Workflow - Overview

Jobs & Tasks

The PI has the opportunity to define jobs that should be executed periodically at a fixed time. Therefore the PI has to set the frequency and the interval between the executions. The system supports hourly, daily, and weekly jobs. If the job should run every second hour, then the PI has to set the frequency to hourly and the interval to two. Each job has several TaskManagers. A manager is dedicated to handling one kind of task. For example, a job could have two task managers—the first manager imports the metadata (e.g., instruments data), and the second the series. To resolve dependencies, the PI can order the jobs and the managers. During the execution of a job, the task manager will first collect all tasks and store them in a queue. After it, the tasks will be executed by the managers.

Execution of a task

../_images/tasks.svg
  1. Request data that should be imported (TransferHandler)

  2. Read the data and parse it to an interpretable structure (Reader) After reading import and process the data and perform some basic tests for flagging (Importer)

  3. Perform advanced tests

  4. Inform PI that checks the plausibility of the data. Can change the evaluation method and rerun the data processing

  5. Prepare the export data (Exporter) and write the data to a specific format (Writer)

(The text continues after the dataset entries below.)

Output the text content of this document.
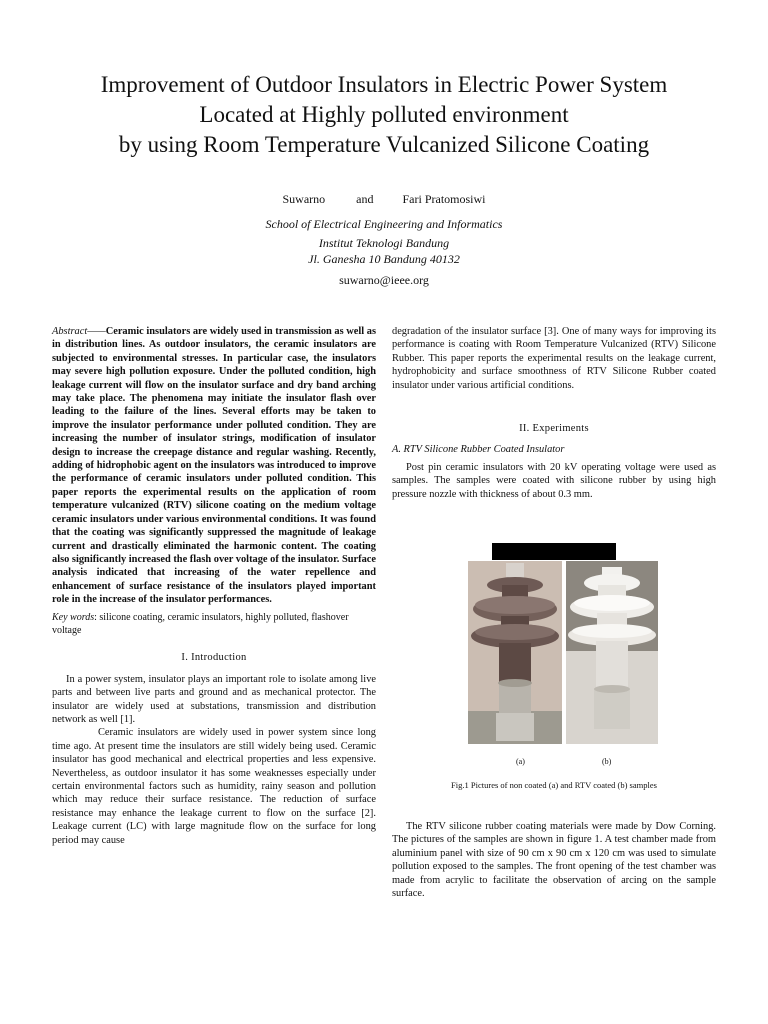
Improvement of Outdoor Insulators in Electric Power System
Located at Highly polluted environment
by using Room Temperature Vulcanized Silicone Coating
Suwarno	and Fari Pratomosiwi
School of Electrical Engineering and Informatics
Institut Teknologi Bandung
Jl. Ganesha 10 Bandung 40132
suwarno@ieee.org
Abstract——Ceramic insulators are widely used in transmission as well as in distribution lines. As outdoor insulators, the ceramic insulators are subjected to environmental stresses. In particular case, the insulators may severe high pollution exposure. Under the polluted condition, high leakage current will flow on the insulator surface and dry band arching may take place. The phenomena may initiate the insulator flash over leading to the failure of the lines. Several efforts may be taken to improve the insulator performance under polluted condition. They are increasing the number of insulator strings, modification of insulator design to increase the creepage distance and regular washing. Recently, adding of hidrophobic agent on the insulators was introduced to improve the performance of ceramic insulators under polluted condition. This paper reports the experimental results on the application of room temperature vulcanized (RTV) silicone coating on the medium voltage ceramic insulators under various environmental conditions. It was found that the coating was significantly suppressed the magnitude of leakage current and drastically eliminated the harmonic content. The coating also significantly increased the flash over voltage of the insulator. Surface analysis indicated that increasing of the water repellence and enhancement of surface resistance of the insulators played important role in the increase of the insulator performances.
Key words: silicone coating, ceramic insulators, highly polluted, flashover voltage
I. Introduction

In a power system, insulator plays an important role to isolate among live parts and between live parts and ground and as mechanical protector. The insulator are widely used at substations, transmission and distribution network as well [1].

Ceramic insulators are widely used in power system since long time ago. At present time the insulators are still widely being used. Ceramic insulator has good mechanical and electrical properties and less expensive. Nevertheless, as outdoor insulator it has some weaknesses especially under certain environmental factors such as humidity, rainy season and pollution which may reduce their surface resistance. The reduction of surface resistance may enhance the leakage current to flow on the surface [2]. Leakage current (LC) with large magnitude flow on the surface for long period may cause

degradation of the insulator surface [3]. One of many ways for improving its performance is coating with Room Temperature Vulcanized (RTV) Silicone Rubber. This paper reports the experimental results on the leakage current, hydrophobicity and surface smoothness of RTV Silicone Rubber coated insulator under various artificial conditions.

II. Experiments
A. RTV Silicone Rubber Coated Insulator

Post pin ceramic insulators with 20 kV operating voltage were used as samples. The samples were coated with silicone rubber by using high pressure nozzle with thickness of about 0.3 mm.

(a)	(b)
Fig.1 Pictures of non coated (a) and RTV coated (b) samples

The RTV silicone rubber coating materials were made by Dow Corning. The pictures of the samples are shown in figure 1. A test chamber made from aluminium panel with size of 90 cm x 90 cm x 120 cm was used to simulate pollution exposed to the samples. The front opening of the test chamber was made from acrylic to facilitate the observation of arcing on the sample surface.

  6. Export the data to an external system (TransferHandler)

TansferHandler

The TansferHandler handles the communication between the application and external systems. It is used by the ImportManager and the ExportManager. The handler combines the three components TransferType, ConnectionHandler and DataProvider. The component TransferType defines the transfer protocol (e.g., REST). Note that the transfer type is an interface that could be extended with new protocols if needed. The ConnectionHandler handles the authentication and the connection to the external systems. Note that the authentication method often differs between the systems for security purposes. Therefore the component provides an interface that allows adding new authentication methods. In many use cases, only the authentication method differs. Assume you have to request a token for authentication; you can use OAuth2 or connect directly with your credentials. But after the token is requested, the REST requests would be the same. Thus the type and authentication are split into two components which can be combined individually. Finally, there is the component DataProvider. It records only some information about the external data provider.

ImportManager

The ImportManager combines the components Reader and Importer. The Reader reads the data and parses it to a standardized format that the Importer can interpret. The Importer imports and processes the parsed data. Since the importer expects the standardized format, it doesn’t have to know the format. This allows you to implement different Readers for different formats and to use the same importer. If you import processed data or final data, you can ignore the data processing part. Within the IAGOS project, the raw data will be read and then processed. The data processing is a part of the Importer because in some use cases the data needs to be synchronized. It’s recommended to synchronize the data first and then to import only the synchronized data.

QA/QC Algorithms

See also

The system uses the QA/QC framework Autom8QC. See also: https://autom8qc.readthedocs.io/en/latest/index.html

ExportManager

The ExportManager is the last instance of the task execution and combines the components Exporter and Writer. The Exporter accesses the data of the database and prepares (e.g., resample the data) it for the export. The Writer writes the prepared data into a specific format (e.g., netCDF).